In the brain, caffeine acts like adenosine, a compound made up of adenine (one of the four blocks of DNA) and ribose. As it is produced in the brain, adenosine binds to adenosine receptors, causing drowsiness by slowing down the activity of nerve cells.

When you drink more than 3 coffees a day or drinks that have caffeine, you can feel a rise in blood sugar. It often manifests itself as blurred vision, headaches, tachycardia, and a change in appetite.

Some people develop dry eyes and tingling in the eye. If caffeine consumption is not reduced, it can create a chronic dry eye and lead to an increased risk of eye infection.

Studies have shown that drinking caffeinated beverages, especially coffee, can cause eye pressure to rise, even drinking just one cup of coffee. The effects of caffeine are certainly increased in people with glaucoma and people at high risk of developing glaucoma. However, the intraocular pressure rises to a lesser extent, so it should not be a problem for other people.

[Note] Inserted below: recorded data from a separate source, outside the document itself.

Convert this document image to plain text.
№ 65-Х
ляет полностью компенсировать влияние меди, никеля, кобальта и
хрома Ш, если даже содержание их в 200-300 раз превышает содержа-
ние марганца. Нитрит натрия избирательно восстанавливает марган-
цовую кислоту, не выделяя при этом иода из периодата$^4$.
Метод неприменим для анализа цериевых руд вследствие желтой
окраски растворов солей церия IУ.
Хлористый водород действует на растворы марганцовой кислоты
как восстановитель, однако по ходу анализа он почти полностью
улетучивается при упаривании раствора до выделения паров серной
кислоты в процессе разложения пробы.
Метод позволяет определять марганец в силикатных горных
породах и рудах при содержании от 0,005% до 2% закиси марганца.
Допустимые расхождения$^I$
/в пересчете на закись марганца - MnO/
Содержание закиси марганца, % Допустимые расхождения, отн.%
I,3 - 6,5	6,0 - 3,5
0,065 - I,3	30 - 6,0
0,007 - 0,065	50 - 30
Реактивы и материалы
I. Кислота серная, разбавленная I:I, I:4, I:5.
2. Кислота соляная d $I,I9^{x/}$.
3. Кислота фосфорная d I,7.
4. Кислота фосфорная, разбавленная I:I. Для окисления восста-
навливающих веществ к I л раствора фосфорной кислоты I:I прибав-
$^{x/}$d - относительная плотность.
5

In other people, consuming too much coffee can cause some damage. In people who are at risk of developing exfoliative glaucoma (a type of open-angle glaucoma that shows some flakes resembling the lens of the eye), drinking three or more cups of coffee a day is associated with the rapid development of exfoliative glaucoma. According to research, side effects are more pronounced in women who have a genetic predisposition to develop glaucoma.

Studies do not show that coffee is the cause of glaucoma, but they do show that coffee is involved in the rapid development of glaucoma itself.

How to protect the eyes? A subspecialty examination should be performed first to see the fundus and whether the patient is predisposed to developing glaucoma. Then, it is mandatory to reduce caffeine intake during the day. People who can completely eliminate caffeine from their lives may notice an improvement. But if caffeine does not cause eye problems, it can only be reduced in certain amounts.

However, the subspecialty examination should be done once or twice a year to monitor the condition.